A pastor is being ordered by the Canadian government to allow gay-straight alliances in the two Christian schools that he runs in Alberta.
Brian Coldwell, a pastor of New Testament Baptist Church and chairperson of Independent Christian Education Society, said that he did not intend to comply with the order.
"I have a duty as a pastor to protect the flock of God," said Coldwell on a late August interview with CBC. "And there is no way under heaven I'm going to allow gay activists to come in here and basically undermine our ministries and our religious freedoms or confuse and corrupt our children," he added.
Earlier this year, Education Minister David Eggen ordered the school boards to submit LGBTQ policies before the end of March but some schools showed resistance. Eggen appointed a consultant to form a new transgender policy in one of the schools that did not comply.
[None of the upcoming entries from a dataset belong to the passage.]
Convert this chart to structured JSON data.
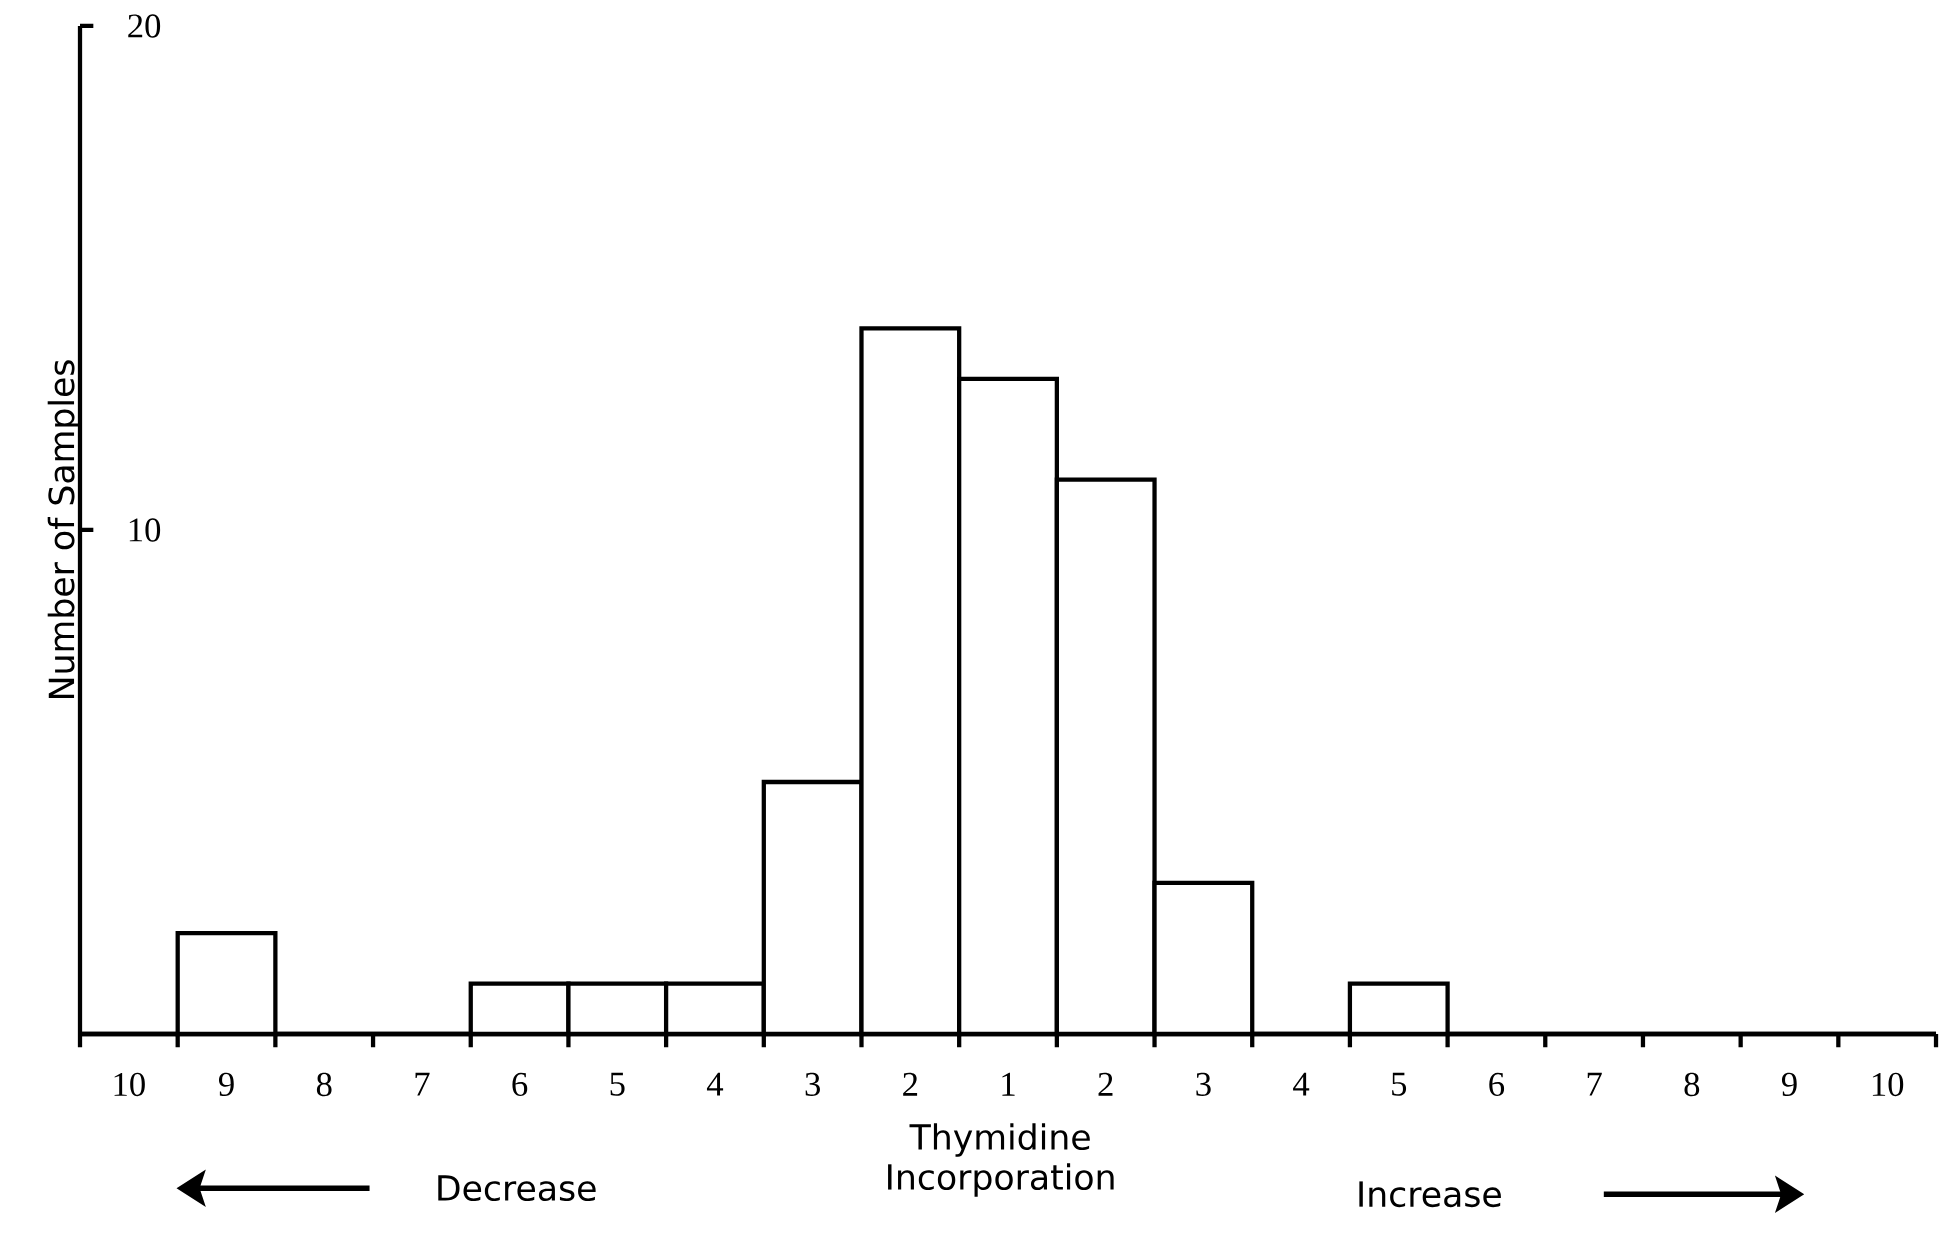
{
  "chart_data": {
    "type": "bar",
    "xlabel": "Thymidine Incorporation",
    "ylabel": "Number of Samples",
    "categories": [
      "10",
      "9",
      "8",
      "7",
      "6",
      "5",
      "4",
      "3",
      "2",
      "1",
      "2",
      "3",
      "4",
      "5",
      "6",
      "7",
      "8",
      "9",
      "10"
    ],
    "values": [
      0,
      2,
      0,
      0,
      1,
      1,
      1,
      5,
      14,
      13,
      11,
      3,
      0,
      1,
      0,
      0,
      0,
      0,
      0
    ],
    "color": "#000000",
    "ylim": [
      0,
      20
    ],
    "yticks": [
      10,
      20
    ],
    "annotations": [
      "Decrease",
      "Increase"
    ]
  }
}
"I'm not going to allow the minister of education to appoint anyone to come in here — he does not have that dictatorial power," said Coldwell.
On Sept. 2, Eggen sent a letter to Coldwell asking him for assurance that he will allow gay-straight alliances to be formed at the Meadows Baptist Academy and Harvest Baptist Academy in Parkland County.
Eggen stated that the reply he received from Coldwell on Sept. 16 was unsatisfactory. He indicated that he will appoint a third party to conduct an inquiry at the schools. He stated that he is allowed to withdraw the funding for schools that do not comply.
According to Global News, the province of Alberta provided 70 percent of the schools' funds.
"The process of course that's included at my disposal is deregistration of a school or withdrawal of funding or so forth. One usually begins this process through the process of inquiry," said Eggen.
Kris Wells of the Institute for Sexual Minority Studies and Services believed that the government should have created a uniform policy regarding gender identity and sexual orientation instead of allowing individual boards to create their own.